Norman stood, his face pale with a fury so intense it was almost calm. "You short-sighted, grasping—"
The double oak doors exploded inward with a sound like a gunshot, not from force, but from the sheer violence of their swing stopping dead against the walls.
Aaron strolled in, Felicia a silent shadow at his shoulder. He ignored the ring of flushed, angry faces, his gaze passing over them as if they were stains on the wallpaper, and went straight to the head of the long mahogany table.
The Chairman's seat was occupied.
Aaron stopped, looking down at the man sitting there—a silver-haired venture capitalist with the tan of a perpetual vacation and the eyes of a shark. He offered the man a benign, inquiring smile.
"Who," Aaron asked, his voice pleasantly conversational, "granted you permission to sit in my chair?"

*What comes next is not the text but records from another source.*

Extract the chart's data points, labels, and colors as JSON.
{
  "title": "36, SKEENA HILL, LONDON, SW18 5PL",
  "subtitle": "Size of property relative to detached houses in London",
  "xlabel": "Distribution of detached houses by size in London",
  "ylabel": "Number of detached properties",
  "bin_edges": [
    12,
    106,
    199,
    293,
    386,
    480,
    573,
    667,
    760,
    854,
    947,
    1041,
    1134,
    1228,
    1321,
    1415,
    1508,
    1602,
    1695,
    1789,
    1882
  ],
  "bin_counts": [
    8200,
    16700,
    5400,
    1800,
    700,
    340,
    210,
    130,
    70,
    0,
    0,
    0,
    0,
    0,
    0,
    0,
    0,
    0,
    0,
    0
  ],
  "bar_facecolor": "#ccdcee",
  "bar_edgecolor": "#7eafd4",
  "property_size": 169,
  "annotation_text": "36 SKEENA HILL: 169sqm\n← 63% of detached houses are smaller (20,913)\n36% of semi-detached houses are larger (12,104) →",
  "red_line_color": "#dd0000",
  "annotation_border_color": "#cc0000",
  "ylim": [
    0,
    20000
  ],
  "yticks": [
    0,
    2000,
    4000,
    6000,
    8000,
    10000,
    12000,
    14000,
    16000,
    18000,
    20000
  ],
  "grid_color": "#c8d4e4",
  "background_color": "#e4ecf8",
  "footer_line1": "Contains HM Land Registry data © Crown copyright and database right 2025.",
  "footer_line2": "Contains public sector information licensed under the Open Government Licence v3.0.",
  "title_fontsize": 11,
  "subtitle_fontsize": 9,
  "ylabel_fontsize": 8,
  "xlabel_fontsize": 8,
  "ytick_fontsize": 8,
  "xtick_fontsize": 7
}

The financier, a man named Warwick, sneered. "Your chair? You see, that's the issue. This is a matter of corporate governance, and you are no longer in a position of—"
"Get. Out."
Aaron's smile didn't falter, but the temperature in the room seemed to plunge ten degrees, then just as rapidly spike. Warwick gasped, a hand flying to his throat. His skin flushed, then beaded with sweat that had nothing to do with the room's climate control. It felt like the air had turned to syrup, hot and suffocating. He struggled to draw a breath, his eyes bulging as he looked frantically at his colleagues.
They stared back, bewildered. To them, Warwick just looked suddenly ill—panicked and sweaty.
Weak, they thought. Can't even handle a little confrontation.
"Pathetic," Aaron murmured, the word barely audible but carrying through the dead silence.
Warwick, driven by a primal need for air and a terror he couldn't explain, scrambled out of the chair, stumbling away from the table. Aaron looked at the now-empty leather seat, damp with perspiration, his lip curling in open disgust.
"A captain of industry," he said, the mockery dripping like acid. "How inspiring."
The insult landed collectively. These were men (and a few women) who built fortunes on leverage and influence, who were treated with deference in every room they entered. A unified snarl of protest rose.
"How dare you!""This is outrageous!""You insolent little—"
Aaron held up a single finger. The protests died, choked off by the sheer, absurd authority of the gesture. He turned to Norman. "Stand up, Norman."
A wave of smug satisfaction washed over the shareholders. See? He knows he needs Norman to face us. They exchanged triumphant glances.
Norman, puzzled but obedient, rose from his seat further down the table.
Aaron swept his gaze across the assembled faces, his expression settling into one of cold, clinical contempt.
"Don't misunderstand. My request had nothing to do with your perceived power." He let the pause stretch, letting the confusion build. "I asked him to stand so he could have a better view."
He leaned forward, planting his hands on the polished table.
"What I mean to say is… in my professional assessment, every single person in this room, save for Norman, is redundant. You are obsolete. You are trash."
The room erupted. Chairs scraped. Faces purpled with apoplectic rage.
Aaron's voice cut through the din, cold and flat as a surgical blade. "I am invoking my rights as majority stakeholder. You are all removed from the board, effective immediately. I will purchase your combined minority holdings at the current market price."
He straightened up, his eyes devoid of any negotiation.
"This is not a proposal. It is a statement of fact. Now," he said, his voice dropping to a deadly calm. "Who is in favor? And who wishes to demonstrate their opposition?"